Portanto os dois termos podem ser empregados (produto e renda para determinar o resultado da atividade econômica em uma coletividade). E se define o conceito da Contabilidade Nacional como um método de mensuração e interpretação da atividade econômica. Seu principal objetivo é medir a produção realizada em um sistema econômico dentro de um período de tempo.

Estes são alguns conceitos sobre os agregados macroeconômicos.

Produto Nacional é o valor monetário de todos os bens e serviços finais na economia produzidos em um período de tempo, (um ano). E a Renda Nacional é o total de pagamentos feitos aos fatores de produção que foram utilizados para a produção desse produto.

Outros agregados macroeconômicos:

Além da Renda Nacional e do Produto Nacional são muito utilizados o Produto Nacional Bruto - PNB. A diferença entre PNB e Produto Nacional Líquido – PNL é a depreciação das máquinas e equipamentos utilizados durante o processo de produção os quais vão sendo desgastados no durante o período em análise (um ano), portanto é preciso repor a parte desgastada. Logo o PNB = PNL + Depreciação.

PRODUTO NACIONAL: É o valor em R$ (ou em qualquer outra unidade monetária, como o US$) dos bens e serviços finais produzidos durante um ano.

PRODUTO INTERNO BRUTO - PIB: é a soma dos valores monetários dos bens e serviços finais.
PRODUTO INTERNO BRUTO a custos de fatores - (PIBcf): é a soma dos valores monetários dos bens e serviços finais, subtraindo-se os impostos indiretos e somando-se os subsídios.
PRODUTO INTERNO BRUTO a preços de mercado - (PIBpm): é a soma dos valores monetários dos bens e serviços finais, computando-se os impostos indiretos e subtraindo-se os subsídios
PRODUTO INTERNO LÍQUIDO: é o Produto Bruto a custo de fatores menos a parcela correspondente à depreciação.
PRODUTO NACIONAL LÍQUIDO: é o Produto Interno Líquido a custo de fatores menos a renda enviada ao exterior.
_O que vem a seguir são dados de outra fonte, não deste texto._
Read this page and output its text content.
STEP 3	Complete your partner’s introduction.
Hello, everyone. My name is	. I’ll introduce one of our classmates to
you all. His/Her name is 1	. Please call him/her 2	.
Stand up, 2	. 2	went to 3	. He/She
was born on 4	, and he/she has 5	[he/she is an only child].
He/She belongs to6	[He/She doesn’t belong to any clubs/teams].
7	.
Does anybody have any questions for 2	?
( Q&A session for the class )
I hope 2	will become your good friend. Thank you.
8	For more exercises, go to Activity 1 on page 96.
Também denominado Renda Nacional Líquida.
PRODUTO: é a soma dos valores monetários de todos os bens e serviços finais produzidos por um país num determinado período de tempo.
RENDA PER CAPITA: é a renda de um país, por um período de tempo, dividida pelo número de habitantes do país.
RENDA PESSOAL DISPONÍVEL: é a Renda Pessoal menos os impostos diretos pagos pelas pessoas, ou seja, o imposto de renda.
RENDA PESSOAL: é a Renda Nacional menos os lucros retidos pelas empresas, os impostos diretos das empresas (imposto de renda) e as contribuições feitas à previdência social, mais as transferências do governo, ou seja, as despesas com inativos, pensionistas, salário-família e outros benefícios pagos pela previdência social mais os juros pagos.
RENDA: é a soma das remunerações feitas aos fatores da produção empregados no processo produtivo durante um determinado período de tempo, ou seja, é o total dos salários, aluguéis, juros e lucros.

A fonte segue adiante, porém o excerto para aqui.